The biggest fallers were metals at 6% followed by wood, pulp, paper, publishing and printing at 5.9% then textiles, clothing and leather at 4.6%.

Looking at IME data across a 12-month period there was 4.2% growth overall.

Over the year textiles increased 12.2%, food and drink by 8.8% rise, chemicals 5.2%, engineering 2.8% and other manufacturing by 3.8% while wood, pulp, paper, publishing and printing was the biggest faller at 13%

Liz Cameron, chief executive of Scottish Chambers of Commerce, said: "After a period of flat export growth in the second half of 2011, it is disappointing that exports have dipped into negative territory at the beginning of this year.

"It seems apparent that much of this fall was due to a weakness in drinks exports and this should underline the need to ensure that our drinks industry is valued and treated fairly by Government, especially in terms of taxation and regulation.

"We must also remember that seven of Scotland's top 10 export destinations are eurozone countries and a more general and sustainable recovery in exports will require the adoption of an effective plan to deal with the continental debt crisis.

"Scotland's manufacturing sector has proved its resilience time and time again during the recession and our businesses are well placed to capitalise on opportunities as and when they present themselves."

Duncan Irvine, head of corporate banking at Barclays Scotland, said: "The first quarter of 2012 saw a reversal in fortunes for the previously strong food and drink and textiles sectors which is illustrative of just how unpredictable the current exporting climate is. The old and new guard of Scottish heavy industry – engineering and petrochemicals – both posted small upturns however performance across the board is disappointingly muted."

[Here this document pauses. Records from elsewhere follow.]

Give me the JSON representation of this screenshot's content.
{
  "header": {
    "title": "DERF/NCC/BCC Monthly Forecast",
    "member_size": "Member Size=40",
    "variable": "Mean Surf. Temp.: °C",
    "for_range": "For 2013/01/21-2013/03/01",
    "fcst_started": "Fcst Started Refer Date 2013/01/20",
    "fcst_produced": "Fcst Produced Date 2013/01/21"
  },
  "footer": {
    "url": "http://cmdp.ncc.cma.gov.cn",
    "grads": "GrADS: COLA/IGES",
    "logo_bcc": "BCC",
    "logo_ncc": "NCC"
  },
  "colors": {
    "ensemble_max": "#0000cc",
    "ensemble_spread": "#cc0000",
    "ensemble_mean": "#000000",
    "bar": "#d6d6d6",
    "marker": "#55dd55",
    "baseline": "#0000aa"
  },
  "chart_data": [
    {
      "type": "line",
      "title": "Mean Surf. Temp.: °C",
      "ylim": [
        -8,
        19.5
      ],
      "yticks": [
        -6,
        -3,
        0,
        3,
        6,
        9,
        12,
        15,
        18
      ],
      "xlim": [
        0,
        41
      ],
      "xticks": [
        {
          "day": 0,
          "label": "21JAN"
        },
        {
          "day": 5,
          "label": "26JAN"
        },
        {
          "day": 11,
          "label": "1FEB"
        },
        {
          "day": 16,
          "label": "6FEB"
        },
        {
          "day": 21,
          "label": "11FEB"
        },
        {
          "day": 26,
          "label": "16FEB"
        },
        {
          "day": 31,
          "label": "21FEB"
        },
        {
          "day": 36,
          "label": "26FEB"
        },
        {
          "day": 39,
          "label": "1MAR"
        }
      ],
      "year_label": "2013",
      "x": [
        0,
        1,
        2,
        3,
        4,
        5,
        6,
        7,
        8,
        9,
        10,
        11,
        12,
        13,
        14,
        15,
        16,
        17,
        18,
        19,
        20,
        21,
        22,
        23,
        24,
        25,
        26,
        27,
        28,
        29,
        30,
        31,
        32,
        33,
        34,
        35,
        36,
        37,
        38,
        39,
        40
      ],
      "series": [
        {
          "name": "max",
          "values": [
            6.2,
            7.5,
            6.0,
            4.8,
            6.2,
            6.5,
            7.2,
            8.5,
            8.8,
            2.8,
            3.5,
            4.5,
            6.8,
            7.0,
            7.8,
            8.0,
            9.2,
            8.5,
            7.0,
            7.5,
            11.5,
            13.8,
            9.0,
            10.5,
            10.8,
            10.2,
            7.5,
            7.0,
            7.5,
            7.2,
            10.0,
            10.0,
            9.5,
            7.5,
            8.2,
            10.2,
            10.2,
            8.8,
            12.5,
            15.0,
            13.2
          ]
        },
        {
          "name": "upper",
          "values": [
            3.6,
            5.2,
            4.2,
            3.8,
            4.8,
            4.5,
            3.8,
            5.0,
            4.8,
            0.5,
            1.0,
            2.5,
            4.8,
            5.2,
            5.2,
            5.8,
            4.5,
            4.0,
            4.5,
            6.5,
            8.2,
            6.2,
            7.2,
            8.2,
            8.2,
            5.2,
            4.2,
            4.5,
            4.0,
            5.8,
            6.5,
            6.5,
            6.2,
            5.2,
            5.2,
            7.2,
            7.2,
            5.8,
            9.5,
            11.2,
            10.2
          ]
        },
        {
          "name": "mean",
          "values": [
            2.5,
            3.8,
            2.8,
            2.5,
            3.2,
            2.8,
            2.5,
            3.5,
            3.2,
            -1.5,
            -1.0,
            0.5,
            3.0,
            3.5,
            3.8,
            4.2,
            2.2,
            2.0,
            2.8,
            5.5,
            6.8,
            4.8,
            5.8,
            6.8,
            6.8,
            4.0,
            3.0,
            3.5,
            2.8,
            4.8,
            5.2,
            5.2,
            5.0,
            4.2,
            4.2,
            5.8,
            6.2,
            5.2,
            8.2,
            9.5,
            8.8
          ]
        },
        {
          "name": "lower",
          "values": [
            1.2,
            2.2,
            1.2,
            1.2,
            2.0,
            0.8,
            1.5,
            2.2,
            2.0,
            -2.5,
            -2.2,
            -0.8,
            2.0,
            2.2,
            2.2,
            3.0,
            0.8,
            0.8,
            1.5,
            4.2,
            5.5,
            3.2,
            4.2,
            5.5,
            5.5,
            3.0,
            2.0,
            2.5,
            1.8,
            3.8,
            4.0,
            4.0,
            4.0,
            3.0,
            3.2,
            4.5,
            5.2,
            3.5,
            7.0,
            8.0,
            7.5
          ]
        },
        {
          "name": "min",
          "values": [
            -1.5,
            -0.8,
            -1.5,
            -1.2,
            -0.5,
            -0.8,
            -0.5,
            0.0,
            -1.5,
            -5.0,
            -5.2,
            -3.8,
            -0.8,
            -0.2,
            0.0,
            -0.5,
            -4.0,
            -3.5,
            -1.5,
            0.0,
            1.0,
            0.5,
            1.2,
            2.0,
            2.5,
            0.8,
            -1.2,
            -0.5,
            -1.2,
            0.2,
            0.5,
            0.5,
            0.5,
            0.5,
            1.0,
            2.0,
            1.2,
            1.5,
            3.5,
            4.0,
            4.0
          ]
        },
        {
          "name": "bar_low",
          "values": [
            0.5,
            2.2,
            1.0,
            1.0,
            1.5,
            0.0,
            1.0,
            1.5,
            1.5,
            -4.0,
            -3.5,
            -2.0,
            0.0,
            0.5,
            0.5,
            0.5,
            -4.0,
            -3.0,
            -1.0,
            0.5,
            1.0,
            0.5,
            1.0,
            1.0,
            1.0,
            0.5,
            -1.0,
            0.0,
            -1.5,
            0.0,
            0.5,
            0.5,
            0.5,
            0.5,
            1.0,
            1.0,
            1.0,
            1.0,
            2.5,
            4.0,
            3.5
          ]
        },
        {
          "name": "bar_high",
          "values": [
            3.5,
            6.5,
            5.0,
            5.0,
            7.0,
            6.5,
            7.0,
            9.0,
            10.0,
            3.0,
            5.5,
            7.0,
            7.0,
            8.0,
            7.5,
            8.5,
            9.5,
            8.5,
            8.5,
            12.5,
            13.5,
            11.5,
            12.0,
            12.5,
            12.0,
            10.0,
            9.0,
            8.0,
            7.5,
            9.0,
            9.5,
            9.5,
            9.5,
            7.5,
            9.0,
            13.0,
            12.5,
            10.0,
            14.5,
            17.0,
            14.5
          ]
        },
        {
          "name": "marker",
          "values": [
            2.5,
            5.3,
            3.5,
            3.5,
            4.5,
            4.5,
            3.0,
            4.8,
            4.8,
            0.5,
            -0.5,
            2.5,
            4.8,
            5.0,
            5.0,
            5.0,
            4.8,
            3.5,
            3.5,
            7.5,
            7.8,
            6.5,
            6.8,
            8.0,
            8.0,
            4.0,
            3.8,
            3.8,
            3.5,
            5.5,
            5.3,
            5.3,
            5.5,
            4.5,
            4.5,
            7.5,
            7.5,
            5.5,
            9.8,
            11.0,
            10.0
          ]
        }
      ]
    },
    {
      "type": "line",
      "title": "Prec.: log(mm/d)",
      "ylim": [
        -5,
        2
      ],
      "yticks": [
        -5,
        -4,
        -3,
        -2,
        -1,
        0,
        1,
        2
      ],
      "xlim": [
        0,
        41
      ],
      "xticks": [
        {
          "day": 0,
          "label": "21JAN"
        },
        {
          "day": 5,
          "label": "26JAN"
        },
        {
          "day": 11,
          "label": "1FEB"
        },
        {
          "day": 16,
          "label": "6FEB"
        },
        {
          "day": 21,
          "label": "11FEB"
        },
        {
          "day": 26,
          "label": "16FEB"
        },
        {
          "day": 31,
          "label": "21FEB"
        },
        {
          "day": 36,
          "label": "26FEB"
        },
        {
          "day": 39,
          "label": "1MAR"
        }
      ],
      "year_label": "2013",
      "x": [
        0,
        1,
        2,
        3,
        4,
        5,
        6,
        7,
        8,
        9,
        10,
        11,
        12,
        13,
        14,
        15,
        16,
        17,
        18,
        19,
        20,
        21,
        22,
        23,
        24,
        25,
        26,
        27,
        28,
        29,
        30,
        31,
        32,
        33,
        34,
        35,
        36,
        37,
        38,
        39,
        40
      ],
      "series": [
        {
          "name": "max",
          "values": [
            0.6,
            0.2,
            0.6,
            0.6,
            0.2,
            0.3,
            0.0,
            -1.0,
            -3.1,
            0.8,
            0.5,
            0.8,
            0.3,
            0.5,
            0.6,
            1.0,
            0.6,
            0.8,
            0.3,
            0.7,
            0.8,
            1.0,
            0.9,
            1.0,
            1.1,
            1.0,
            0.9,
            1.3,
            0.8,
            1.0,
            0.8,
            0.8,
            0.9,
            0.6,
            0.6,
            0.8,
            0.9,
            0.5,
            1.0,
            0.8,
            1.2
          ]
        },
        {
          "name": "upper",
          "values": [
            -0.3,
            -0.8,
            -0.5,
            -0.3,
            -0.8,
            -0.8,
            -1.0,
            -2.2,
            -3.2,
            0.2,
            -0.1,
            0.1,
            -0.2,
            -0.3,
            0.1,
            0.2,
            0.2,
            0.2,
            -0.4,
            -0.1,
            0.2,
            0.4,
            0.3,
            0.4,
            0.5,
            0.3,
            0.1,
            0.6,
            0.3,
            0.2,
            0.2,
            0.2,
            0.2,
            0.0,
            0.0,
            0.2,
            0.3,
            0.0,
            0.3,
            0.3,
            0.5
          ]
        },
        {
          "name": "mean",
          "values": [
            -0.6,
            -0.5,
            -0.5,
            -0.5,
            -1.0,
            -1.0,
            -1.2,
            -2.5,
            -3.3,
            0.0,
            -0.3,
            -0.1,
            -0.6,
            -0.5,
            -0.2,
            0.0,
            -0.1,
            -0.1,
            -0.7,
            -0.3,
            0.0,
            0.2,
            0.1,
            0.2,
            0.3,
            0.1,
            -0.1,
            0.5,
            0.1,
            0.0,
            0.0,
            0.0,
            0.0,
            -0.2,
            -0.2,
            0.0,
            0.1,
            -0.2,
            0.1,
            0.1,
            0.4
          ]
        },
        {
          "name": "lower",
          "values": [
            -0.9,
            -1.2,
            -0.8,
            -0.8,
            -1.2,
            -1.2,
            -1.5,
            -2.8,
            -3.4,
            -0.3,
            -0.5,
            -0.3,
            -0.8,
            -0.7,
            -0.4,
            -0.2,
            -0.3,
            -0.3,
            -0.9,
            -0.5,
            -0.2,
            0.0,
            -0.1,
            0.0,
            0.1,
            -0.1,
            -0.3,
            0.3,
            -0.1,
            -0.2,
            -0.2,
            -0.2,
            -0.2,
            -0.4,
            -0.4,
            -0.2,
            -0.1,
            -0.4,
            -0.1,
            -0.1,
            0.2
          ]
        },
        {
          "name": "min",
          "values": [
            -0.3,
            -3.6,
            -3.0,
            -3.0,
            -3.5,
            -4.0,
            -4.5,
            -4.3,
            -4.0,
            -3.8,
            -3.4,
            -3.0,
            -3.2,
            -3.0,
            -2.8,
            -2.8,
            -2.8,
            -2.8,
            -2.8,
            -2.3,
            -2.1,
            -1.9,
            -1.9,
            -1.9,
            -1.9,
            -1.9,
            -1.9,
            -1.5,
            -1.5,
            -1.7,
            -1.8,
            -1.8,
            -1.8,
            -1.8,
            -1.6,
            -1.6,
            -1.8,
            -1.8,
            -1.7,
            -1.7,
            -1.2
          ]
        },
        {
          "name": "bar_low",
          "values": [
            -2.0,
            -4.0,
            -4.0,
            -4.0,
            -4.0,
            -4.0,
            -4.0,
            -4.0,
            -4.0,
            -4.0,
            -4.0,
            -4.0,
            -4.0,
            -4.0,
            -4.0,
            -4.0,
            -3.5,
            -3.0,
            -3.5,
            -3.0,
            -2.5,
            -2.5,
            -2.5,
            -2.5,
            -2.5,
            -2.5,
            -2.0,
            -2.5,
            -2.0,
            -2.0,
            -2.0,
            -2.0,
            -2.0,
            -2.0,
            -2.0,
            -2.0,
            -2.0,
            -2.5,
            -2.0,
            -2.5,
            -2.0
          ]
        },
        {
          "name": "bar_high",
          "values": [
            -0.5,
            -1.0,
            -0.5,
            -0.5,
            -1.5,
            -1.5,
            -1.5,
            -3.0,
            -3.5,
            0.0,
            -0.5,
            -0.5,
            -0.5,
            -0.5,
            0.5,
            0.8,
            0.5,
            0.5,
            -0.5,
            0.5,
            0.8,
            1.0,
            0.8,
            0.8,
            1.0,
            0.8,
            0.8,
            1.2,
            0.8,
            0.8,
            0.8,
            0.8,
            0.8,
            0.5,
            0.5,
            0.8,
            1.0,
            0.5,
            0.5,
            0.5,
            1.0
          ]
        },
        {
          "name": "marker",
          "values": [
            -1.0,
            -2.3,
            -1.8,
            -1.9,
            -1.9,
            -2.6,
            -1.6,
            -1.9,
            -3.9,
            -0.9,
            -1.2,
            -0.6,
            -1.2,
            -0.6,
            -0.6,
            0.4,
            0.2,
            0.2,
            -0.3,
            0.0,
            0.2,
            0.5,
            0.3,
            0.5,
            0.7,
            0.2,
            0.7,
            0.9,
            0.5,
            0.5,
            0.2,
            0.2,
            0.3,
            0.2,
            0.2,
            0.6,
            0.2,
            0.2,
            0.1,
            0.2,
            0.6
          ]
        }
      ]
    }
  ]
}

"Confidence will continue to be a major barrier, not helped by the recent contraction of the UK and US manufacturing sectors and less than flattering economic predictions of stagnation for Scotland.

CBI Scotland director Iain McMillan said the dip in fortunes was disappointing and added: "It will hopefully prove short-lived as our own surveys suggest industry is more confident about its export prospects for the year ahead."

Scottish export volumes remain around 6.4% below the levels seen prior to the recession in 2008.